11 comments on “AFFIDAVITS AND THE MONTAUK MONSTER

  1. That affidavit brings back old memories. I remember that one. The original was handwritten, I believe he was in Leavenworth still when we did that one. As in any legal documents, he gave the facts, we discussed it, and it was signed in my presence. I think it was in his handwriting but I forget. I also forget if we had to get it notarized. I think we did because I vaguely remember having to specially set up having a notary there. Of course my memory could be off the original doc would reveal everything.

    Barry Bachrach, Esquire
    The Law Office of Barry Bachrach
    62 Paxton Street
    Leicester, MA 01524
    Telephone No.: (508) 892-1533
    Facsimile No.: (508) 892-1633
    Email: bbachrach@bachrachlaw.net

    • Well, I’m not an attorney but inspite of that I guess I’ll have to refresh everyone’s
      memory-an affidavit is a LEGAL DOCUMENT, and as such must be witnessed
      and signed by a notary in the presence of the one making the written statement.

      • just for clarification, that is not necessarily true. an affidavit may be signed under the pains and penalties of perjury without having it notarized. not a big point, but just wanted to get out a fact since i am being quoted here without having posted the quote.

      • Thanks for the information-like most legal points affidavits seem to be something
        of a mystery wrapped in an enigma what with the fact that they are singularly a
        statement made without benefit of questions being asked like when a deposition is
        taken.
        My understanding is that they don’t carry much weight in court due to
        that and what is considered their ex parte nature-I would think even less
        if they haven’t been notarized.
        In my opinion, unrefined as it may be, the affidavit in question is a moot
        point based on it’s lack of relevance-as irrelevant as Peltier’s own attempts
        to portray himself as a fearless and heroic figure standing as a iconic beacon
        on the battlefield “laying down fire” protecting his people.
        The public perception seems to be that attorneys aren’t inclined to give
        “free” advice, whether that is true or not I’ll presume to take your comment
        as advice and ask a question:

        By what method (if one exists) could a successful effort be made to require
        public disclosure of funding received by an organization that operates as
        a charity, pac, or defense committee?
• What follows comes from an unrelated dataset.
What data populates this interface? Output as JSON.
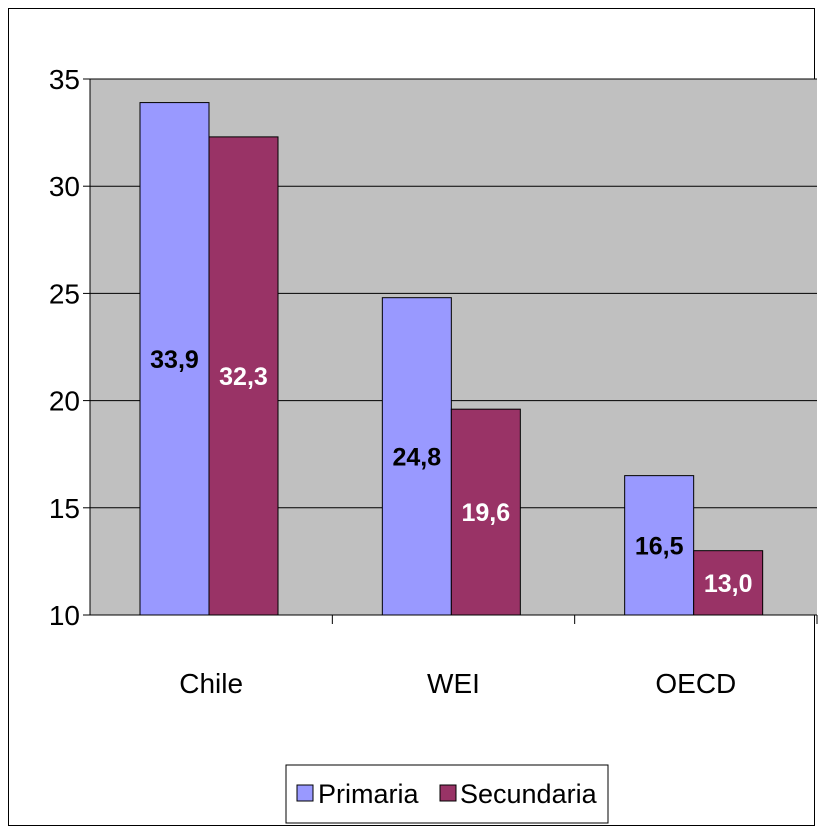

Even parole board hearing records?
        One would think if excerpts from such a hearing can be made public then the
        confidentiality privilege kind of falls to the wayside-but then maybe that’s
        where the mysteries and enigmas come into play.
        In the technicalities of mysteries and enigmas couldn’t one say that to divulge
        any selective portion is in itself a violation of privilege?
        I understand that you may not be willing to give “free” advice or a conflict
        of interest may exist due to past affiliations, if so not a problem, and will
        be interpreted as nothing more than that.

      • there is alot to the questions you ask. i cannot publicly answer them in a vacuum. There is no short answer and as for conflicts/orivilege issues it depends on the focusing of the questions asked. The privilege issues are very tricky because i did not represent the LPDC. In any event, people know how to contact me when they want to discuss things. B.

      • I appreciate the response-and if you have been following the blog Double
        Entendre you will have noticed that you are something of a topic there
        after the post of an email(?) date unknown,response you made to Mark
        Holtzman/Silent Bear.
        You will notice as well I have taken issue with the context of that email
        and what is referred to as a logic that has led to opinions-some may take
        that be an intended affront to you but it is not-I consider them to be
        valid questions and an expression of my own logical conclusions.
        I also understand the restrictions of confidentiality though, but not well
        versed in it’s practical application.
        If a person tells me something in confidence it is kept that way, and I
        imagine even more so between an a attorney and client.
        Feel free to weigh in at any point if you like.

    • Richard Two Elk – “As the result of that process, he was given immunity but a very
      restricted immunity, only in the context of of the specific statement that he made on
      record at that time. So the extent of his immunity is on that and nothing beyond that,
      so he doesn’t have immunity”.
      Can you read and comprehend what you read SB? NO IMMUNITY.
      And in addition you offer an “interview” conducted by Seals as a proof-he
      of the glowing “interview” of Thelma Rios? Thelma Rios who admitted her own
      involvement? He of Roswell abductions? Are you serious? What’s next-a Claypoole
      list of possibilities?
      Has Arlo made these same statements in “interviews” to anyone other than
      Seals?
      You’re going to have to do much better than the usual distortions-if Arlo
      was “set up” how does that relate to calls he made to Denise. How does it
      relate to admissions he’s made?
      You going to tell us Alonzo and Branscombe put him up to it-or held a gun
      to his head while making the calls or during the admissions he made?
      I ENCOURAGE EVERYONE TO READ THE LINKS AS AN EXAMPLE OF HOW FAR
      THE PELTIERITES AND AIM MINIONS WILL GO.